To engrain these shortcuts in your way of working, I recommend that you write out the shortcut for your 3 most used functions and keep this next to your desk. Remind yourself that every time you use these functions, you use the shortcuts on your list. In no time, this will become your new way of working, bringing you one incremental step closer to Excel Enlightenment.
Tip #2: Own your interface
You can customize your own Quick Access Toolbar to add bespoke functions that you use most. These will always be visible on the top bar and can be accessed by pressing Alt + the position of the icon, counting from the left. For example, if I want to use Quick Filter in the example below (the funnel looking thingy), I will press Alt + 6.
Customize the toolbar by clicking the drop-down and clicking “More Commands”
Tip #3: Understand absolute referencing (& experiment!)
Referencing is a fundamental part of working in Excel, like knowing left from right. We all mix it up sometimes (or is that just me?) – the important thing is knowing what it’s about.
If you’re they type of person who begins to sweat when they see the “$” symbol in a formula, don’t despair (I have been there). I’d recommend this video which explains it quite well.
In short, Excel references can be either relative, or absolute. Relative references move as the formula gets copied. Absolute references don’t. Hitting “F4” is how you toggle a selected reference between the states. Watch the video. It will all make sense.
Tip #4: Understand the core functions
There is a famous saying “if you give a man a hammer, every problem becomes a nail”. Excel is exactly like a toolbox and knowing the core functions is the equivalent of filling your toolbox with tools that are the best at performing specific tasks. With physical tools, the association is common knowledge. Nail? Hammer. Screw? Screwdriver. Use cases in Excel are very similar.

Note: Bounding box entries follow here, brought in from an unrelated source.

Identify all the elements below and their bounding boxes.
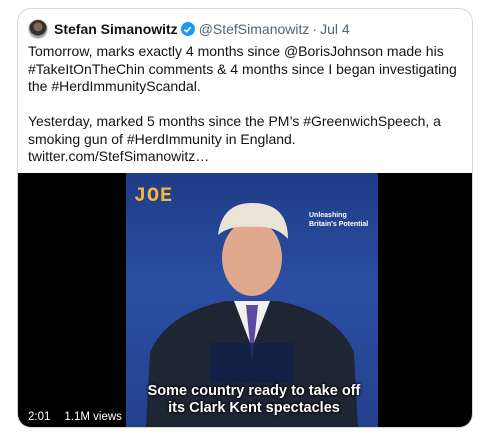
author-handle[interactable]: @StefSimanowitz <box>199 21 310 37</box>
video-duration: 2:01 <box>28 411 51 423</box>
avatar[interactable] <box>28 19 48 39</box>
video-subtitle: Some country ready to take off its Clark… <box>147 383 361 416</box>
video-views: 1.1M views <box>64 411 122 423</box>
tweet-paragraph-1: Tomorrow, marks exactly 4 months since @… <box>28 43 457 94</box>
video-frame: JOE Unleashing Britain's Potential Some … <box>126 173 378 427</box>
tweet-paragraph-2: Yesterday, marked 5 months since the PM’… <box>28 113 441 164</box>
tweet-date[interactable]: Jul 4 <box>320 21 350 37</box>
tweet-text: Tomorrow, marks exactly 4 months since @… <box>28 43 464 166</box>
background-sign: Unleashing Britain's Potential <box>309 212 369 228</box>
joe-logo: JOE <box>134 185 174 208</box>
video-overlay: 2:01 1.1M views <box>28 411 122 423</box>
video-player[interactable]: JOE Unleashing Britain's Potential Some … <box>18 173 472 427</box>
verified-badge-icon <box>180 22 195 36</box>
author-name[interactable]: Stefan Simanowitz <box>54 21 178 37</box>
tweet-card[interactable]: Stefan Simanowitz @StefSimanowitz · Jul … <box>17 8 473 428</box>
tweet-header: Stefan Simanowitz @StefSimanowitz · Jul … <box>28 18 350 40</box>
separator: · <box>312 21 318 37</box>
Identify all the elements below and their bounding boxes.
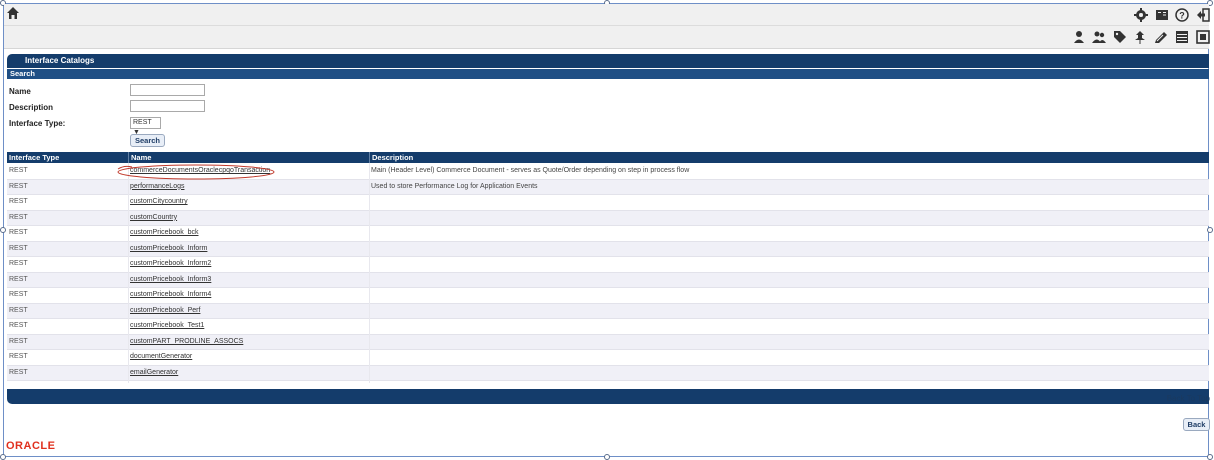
footer-bar (7, 389, 1209, 404)
back-button[interactable]: Back (1183, 418, 1210, 431)
table-row: REST customCountry (7, 210, 1209, 226)
users-icon[interactable] (1092, 30, 1106, 44)
table-row: REST customPricebook_Perf (7, 303, 1209, 319)
description-input[interactable] (130, 100, 205, 112)
cell-interface-type: REST (9, 337, 28, 345)
cell-name-link[interactable]: customPricebook_bck (130, 229, 198, 236)
table-row: REST customPricebook_Test1 (7, 319, 1209, 334)
cell-interface-type: REST (9, 275, 28, 283)
column-header-description[interactable]: Description (372, 153, 413, 162)
pin-icon[interactable] (1133, 30, 1147, 44)
table-row: REST customPricebook_bck (7, 226, 1209, 241)
svg-text:?: ? (1179, 11, 1185, 21)
cell-interface-type: REST (9, 368, 28, 376)
back-to-top-link[interactable]: Back To Top (1167, 394, 1210, 403)
table-row: REST customPricebook_Inform (7, 241, 1209, 257)
cell-interface-type: REST (9, 167, 28, 174)
cell-name-link[interactable]: customCitycountry (130, 198, 188, 205)
resize-handle (1207, 454, 1213, 460)
table-row: REST customCitycountry (7, 195, 1209, 210)
column-header-name[interactable]: Name (131, 153, 151, 162)
secondary-toolbar (4, 26, 1209, 49)
row-divider (7, 380, 1209, 381)
table-row: REST documentGenerator (7, 350, 1209, 365)
column-header-interface-type[interactable]: Interface Type (9, 153, 59, 162)
search-section-header: Search (7, 69, 1209, 79)
cell-name-link[interactable]: customPricebook_Inform2 (130, 260, 211, 267)
cell-interface-type: REST (9, 244, 28, 252)
book-icon[interactable] (1155, 8, 1169, 22)
cell-interface-type: REST (9, 306, 28, 314)
search-button[interactable]: Search (130, 134, 165, 147)
cell-interface-type: REST (9, 198, 28, 205)
table-row: REST customPricebook_Inform3 (7, 272, 1209, 288)
cell-name-link[interactable]: customPART_PRODLINE_ASSOCS (130, 338, 243, 345)
logout-icon[interactable] (1196, 8, 1210, 22)
resize-handle (604, 454, 610, 460)
description-label: Description (9, 103, 54, 112)
table-header: Interface Type Name Description (7, 152, 1209, 163)
name-label: Name (9, 87, 31, 96)
tag-icon[interactable] (1113, 30, 1127, 44)
column-divider (369, 152, 370, 163)
top-toolbar (4, 4, 1209, 26)
cell-name-link[interactable]: customPricebook_Inform3 (130, 276, 211, 283)
table-row: REST performanceLogs Used to store Perform… (7, 179, 1209, 195)
interface-type-select[interactable]: REST ▼ (130, 117, 161, 136)
page-title: Interface Catalogs (7, 54, 1209, 68)
table-row: REST customPricebook_Inform2 (7, 257, 1209, 272)
help-icon[interactable]: ? (1175, 8, 1189, 22)
interface-type-label: Interface Type: (9, 119, 66, 128)
cell-interface-type: REST (9, 353, 28, 360)
cell-name-link[interactable]: customPricebook_Perf (130, 307, 200, 314)
gear-icon[interactable] (1134, 8, 1148, 22)
oracle-logo: ORACLE (6, 440, 56, 452)
cell-name-link[interactable]: performanceLogs (130, 183, 184, 190)
cell-description: Used to store Performance Log for Applic… (371, 182, 538, 190)
resize-handle (0, 227, 6, 233)
cell-interface-type: REST (9, 229, 28, 236)
export-icon[interactable] (1196, 30, 1210, 44)
column-divider (128, 163, 129, 383)
cell-description: Main (Header Level) Commerce Document - … (371, 167, 690, 174)
cell-name-link[interactable]: emailGenerator (130, 369, 178, 376)
column-divider (128, 152, 129, 163)
red-annotation-ellipse (117, 164, 275, 180)
resize-handle (0, 454, 6, 460)
cell-interface-type: REST (9, 260, 28, 267)
cell-interface-type: REST (9, 291, 28, 298)
table-icon[interactable] (1175, 30, 1189, 44)
user-icon[interactable] (1072, 30, 1086, 44)
table-row: REST emailGenerator (7, 365, 1209, 381)
home-icon[interactable] (6, 6, 20, 20)
cell-name-link[interactable]: customPricebook_Inform4 (130, 291, 211, 298)
cell-name-link[interactable]: customPricebook_Test1 (130, 322, 204, 329)
pencil-icon[interactable] (1154, 30, 1168, 44)
name-input[interactable] (130, 84, 205, 96)
table-row: REST customPART_PRODLINE_ASSOCS (7, 334, 1209, 350)
cell-interface-type: REST (9, 322, 28, 329)
cell-name-link[interactable]: documentGenerator (130, 353, 192, 360)
column-divider (369, 163, 370, 383)
table-row: REST customPricebook_Inform4 (7, 288, 1209, 303)
cell-name-link[interactable]: customPricebook_Inform (130, 245, 207, 252)
cell-interface-type: REST (9, 182, 28, 190)
cell-name-link[interactable]: customCountry (130, 214, 177, 221)
cell-interface-type: REST (9, 213, 28, 221)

If you have a large data set that you need to summarise? Use a Pivot Table
If you want to view-only a subset of a larger data set? Try Filters
Do you need to add a column of data to your data set from another table? Use Xlookup (or Vlookup if you are running an older version of Excel)
Some other core functions I would recommend getting the hang of are:
- Basic (very essential):
- IF (with AND/OR)
There are tons of good, free instructors on YouTube. Find a teaching style that works for you and spend some time with them :).
Tip #5: Be patient
Most of us have heard the saying “you have to spend money to make money”. With Excel, it’s the same, but instead of money, it’s time. To see a real improvement in your productivity, you have to be okay with investing the time upfront. Changing old habits or learning new ones can be frustrating and initially things may take longer – be patient with yourself and trust the process.
Stick to a manageable pace of learning that you can maintain and implement regularly. After a year of keeping at it, you will have completely transformed your relationship with Excel. And, importantly, reward yourself by celebrating your accumulated time savings with some well-earned you-time.
I’ll leave you with this: Excel is designed to make our lives as working professionals easier: automating boring tasks to free up time for the things that are more important in life. I hope this article helps you do just that, getting you closer to mastery of this great toolkit. Happy learning!